3. A reação dos EUA — e do condomínio de forças do Ocidente — em relação ao fim de sua hegemonia sobre o mundo coloca o planeta num nível de risco ímpar. Além do colapso ambiental causado pela desenfreada ganância do capital transnacional com sede no Norte global, guerras intercontinentais e conflitos termonucleares são colocados na ordem do dia. A suposta democracia ocidental segue revelando quão relativos são valores como a liberdade e o quanto a burguesia recorre cada vez mais à barbárie, repressão e fascismo para lidar com conflitos internos e externos. O fortalecimento de movimentos e governos de extrema-direita não é uma disfunção política, mas sim, um instrumento de disciplinamento da classe trabalhadora acionado em momentos de crise sistêmica do capital para intensificação da exploração do trabalho por meio da criação de “inimigos” a partir do “outro”, ocultando as reais causas da precarização da vida.

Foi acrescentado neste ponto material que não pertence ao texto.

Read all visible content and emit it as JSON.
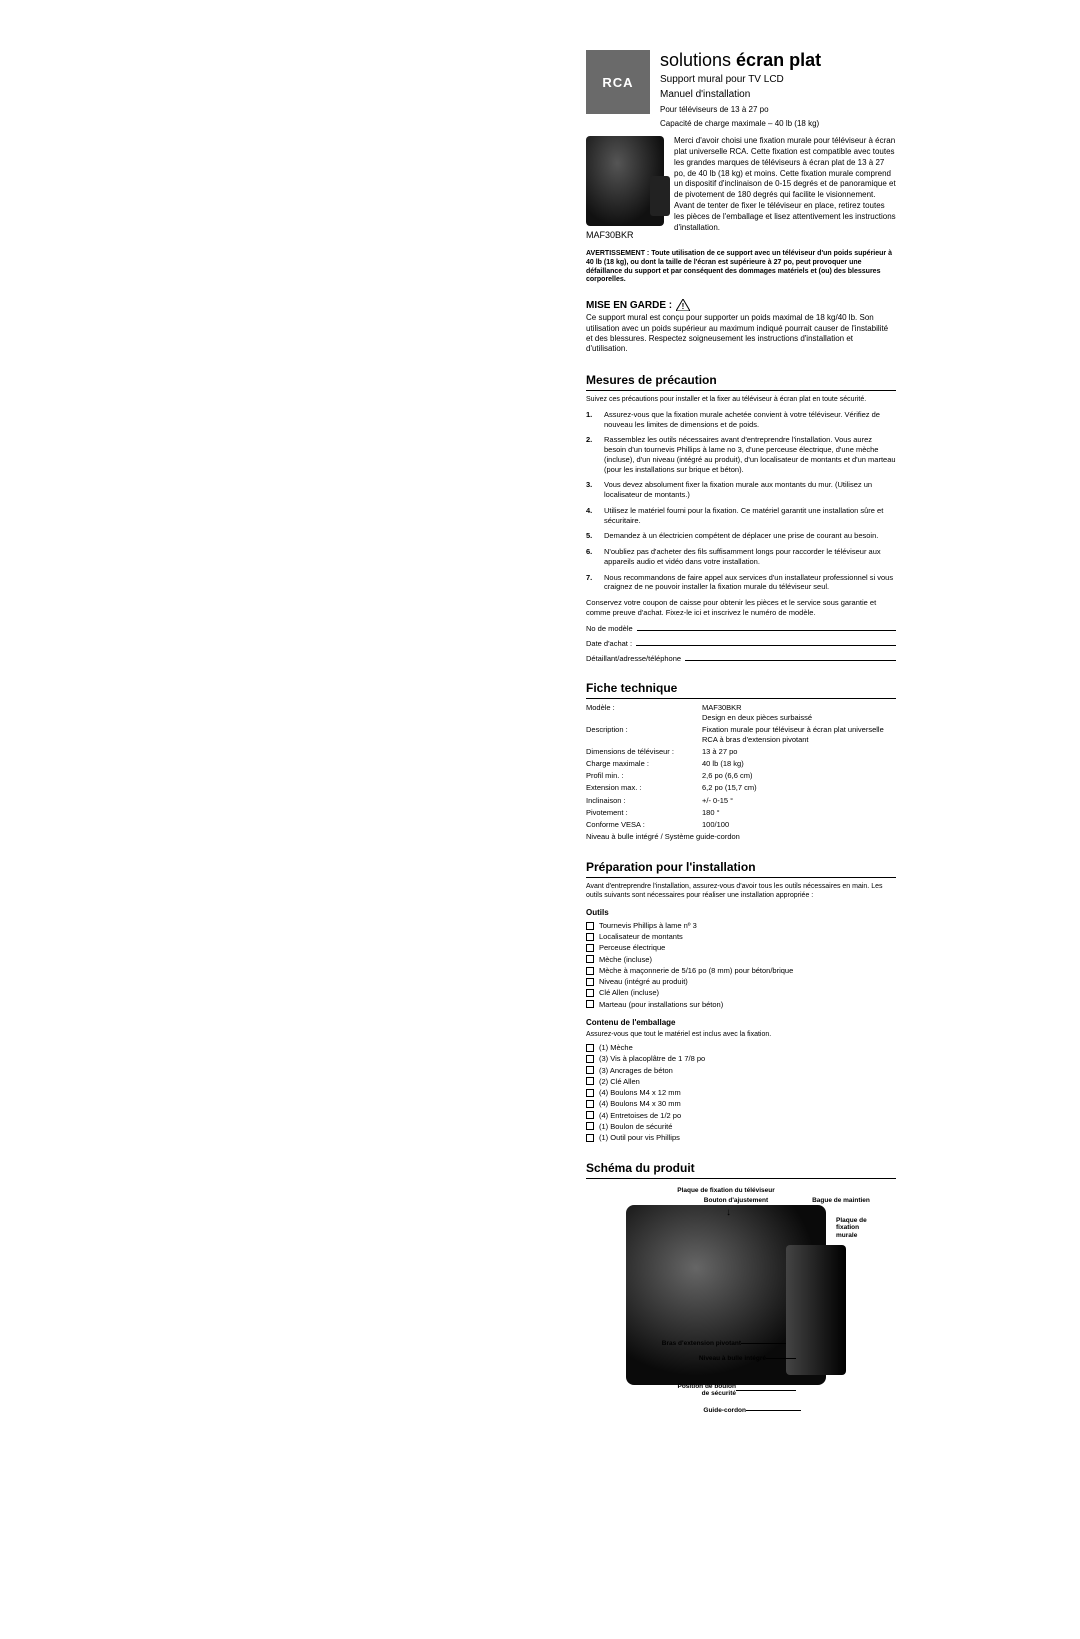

4. O processo das últimas décadas de reposicionamento de diversos países da América Latina, África e Ásia, com o fortalecimento de relações bilaterais e regionais e maior capacidade de ditar de maneira autônoma suas políticas externas, enfraqueceu gravemente a capacidade dos EUA de ditar livremente as regras do jogo. Suas próprias debilidades, somadas a iniciativas como os BRICS e a Nova Rota da Seda, têm impedido Washington de apresentar seus objetivos particulares como de interesse comum. Mais do que isso, esses novos arranjos internacionais vêm se constituindo não como uma conjuntura passageira ou uma política de governos de ocasião, mas sim como uma alternativa global que desafia a divisão internacional do trabalho na qual repousa o capitalismo desde seu nascimento. Ainda que por vezes existam entraves aos avanços, como no caso brasileiro pós-golpe, essas relações são profundas e não há maneira fácil de contorná-las, levando o Império a medidas cada vez mais drásticas — pressão econômica, diplomática e militar, com direito a ações clandestinas, campanhas de comunicação e a chamada “guerra híbrida”.

5. Trabalhando com seu conceito de “Operações Multi-Domínio”, os EUA buscam cercar China e Rússia por mar, terra, ar, ciberespaço e espaço. Para isso, além do imenso gasto em manutenção, pesquisa e expansão de seu poderio bélico, valem-se de bases militares próprias e de aliados e capachos, exercendo também forte pressão sobre todos os países vizinhos aos adversários. Ao mesmo tempo, aumentam a retórica belicosa e abusam de provocações, como os cinicamente nomeados “Exercícios de Liberdade de Navegação” no Mar da China Meridional, exercícios de prontidão na Península da Coreia e aumento dos contingentes militares no Leste Europeu, próximo às fronteiras russas.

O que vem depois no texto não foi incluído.